2. Which author and/or book has most influenced you?
I decided to “be a writer” after seeing a television documentary on William S Burroughs in, I think, 1982. Afterwards I read most of his work and experimented with cut-up, so I guess he has been the biggest influence in that he got me going. I wouldn’t say Burroughs’ work is an influence anymore, though. There are a handful of other good writers since then who have opened my eyes to what it is possible to do with words.

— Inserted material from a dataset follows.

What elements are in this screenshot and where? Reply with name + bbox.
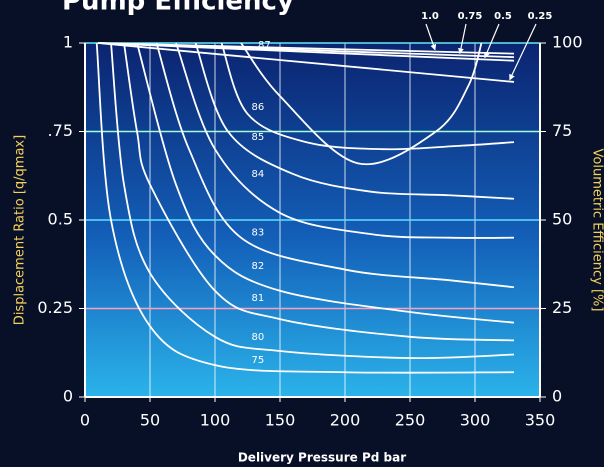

3. Which three blogs do you most visit?
Excluding your own, these would be, at present:
The Quiet Road: http://www.numero57.net/
Journal of a Writing Man: http://www.oldgreypoet.com/
Grumpy Old Bookman: http://www.grumpyoldbookman.blogspot.com/

4. Why do you read fiction?
I read fiction because under that category the very best of writers are to be found. Most fiction, however, I find unreadable. I usually read writers who have done something different, gone out on a limb or experimented in some way, writers such as Samuel Beckett, Fernando Pessoa, Alasdair Gray, B S Johnson, J M Coetzee, Michel Houellebecq. I read fiction to be entertained and learn something about writing at the same time.

5. What makes you laugh?
The Mighty Boosh, Napoleon Dynamite, a cat chasing its own tail, Richard Brautigan, ducks skidding on ice.